I should think that the Reserve Bank would follow Motau’s advice and would look to some kind of claim against KPMG, perhaps motivated by the cost that bailing out VBS’s retail depositors are going to cost us. The National Treasury has guaranteed to pay out R100,000 to each of the bank’s 22,000 retail depositors. From reading Motau’s report, I’m not at all sure that there are going to be the assets to cover that. The taxpayer in other words is going to be stuck with the bill for the difference and that is going to be a significant amount of money that the Reserve Bank might wish to try to recover from the auditors who were meant to be keeping things on track because a there are some elements that are not hard to double check.

Read also: A billion-rand pickle for 14 SA municipalities – budgets swallowed by dud bank

One can see the Central Bank and see for instance what the deposits the banks hold within their central bank accounts for one thing and it doesn’t take much to double check against those and the interbank settlements accounts as well. Therefore, there are various procedures that I think the Reserve Bank will figure out and implement and ensure that this never happens again, but something like VBS is just an astoundingly rare example. I don’t think that there are similar cases anywhere else in the world where you have this incredible conspiracy happening from between the political level, the bank itself and its auditors.

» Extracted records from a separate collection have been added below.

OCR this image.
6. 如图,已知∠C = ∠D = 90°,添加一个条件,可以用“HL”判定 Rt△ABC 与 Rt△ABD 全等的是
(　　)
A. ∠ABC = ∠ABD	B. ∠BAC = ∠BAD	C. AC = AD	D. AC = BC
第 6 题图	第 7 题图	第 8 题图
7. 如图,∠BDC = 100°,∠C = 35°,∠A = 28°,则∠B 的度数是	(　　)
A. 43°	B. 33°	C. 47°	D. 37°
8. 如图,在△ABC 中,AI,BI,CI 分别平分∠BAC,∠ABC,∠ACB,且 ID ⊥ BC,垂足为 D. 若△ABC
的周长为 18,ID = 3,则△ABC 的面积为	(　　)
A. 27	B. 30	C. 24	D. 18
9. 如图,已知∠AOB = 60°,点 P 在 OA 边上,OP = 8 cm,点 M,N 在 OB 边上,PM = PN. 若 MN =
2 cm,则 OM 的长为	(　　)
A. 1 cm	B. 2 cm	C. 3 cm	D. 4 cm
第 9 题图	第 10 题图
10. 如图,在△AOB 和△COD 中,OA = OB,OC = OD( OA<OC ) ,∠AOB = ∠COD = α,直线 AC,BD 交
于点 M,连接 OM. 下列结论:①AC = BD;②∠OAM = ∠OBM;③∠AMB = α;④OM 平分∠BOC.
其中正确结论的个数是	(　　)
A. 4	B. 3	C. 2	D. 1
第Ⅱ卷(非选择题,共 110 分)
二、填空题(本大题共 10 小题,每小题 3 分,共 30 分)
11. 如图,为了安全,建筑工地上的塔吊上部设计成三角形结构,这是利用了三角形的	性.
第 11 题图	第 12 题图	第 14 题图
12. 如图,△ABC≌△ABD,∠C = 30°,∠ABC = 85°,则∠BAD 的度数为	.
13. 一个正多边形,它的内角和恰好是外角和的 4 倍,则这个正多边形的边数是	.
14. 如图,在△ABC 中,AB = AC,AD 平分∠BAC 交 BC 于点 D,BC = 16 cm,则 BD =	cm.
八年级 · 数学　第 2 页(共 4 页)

It’s an astoundingly rare event, but that doesn’t mean that there aren’t lessons and procedures that should be implemented to ensure that such a thing could never happen again.

There are heroes though. The Chief Financial Officer at the Capricorn Municipality who was suspended for her trouble after blowing the whistle, but she did manage to get the money back in and also the CFO at PRASA, both females, both prepared to, with more testicular fortitude than it appears their male colleagues had.

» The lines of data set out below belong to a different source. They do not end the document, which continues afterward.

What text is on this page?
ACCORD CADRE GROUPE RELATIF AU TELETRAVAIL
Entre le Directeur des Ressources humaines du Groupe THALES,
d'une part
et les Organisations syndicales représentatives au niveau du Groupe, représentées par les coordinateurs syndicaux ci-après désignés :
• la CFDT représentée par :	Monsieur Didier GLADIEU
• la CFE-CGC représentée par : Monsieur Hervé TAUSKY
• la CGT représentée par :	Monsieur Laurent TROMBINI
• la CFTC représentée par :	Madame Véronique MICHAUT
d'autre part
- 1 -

Yes, they are named in the report as having resisted others and resisted pressure to direct money into VBS and they do stand out as heroes. I’m sure that they’re not the only ones. It’s quite hard to find people, who say, “No” after the fact, but not every municipality had their money in VBS and it’s always hard to prove the negative, to find ones who refuse to tow the line. There were undoubtedly more than that, but they were very brave and they suffered the consequence that both of them faced severe harassment and were effectively forced out of their jobs because they resisted the pressure to direct money into the bank.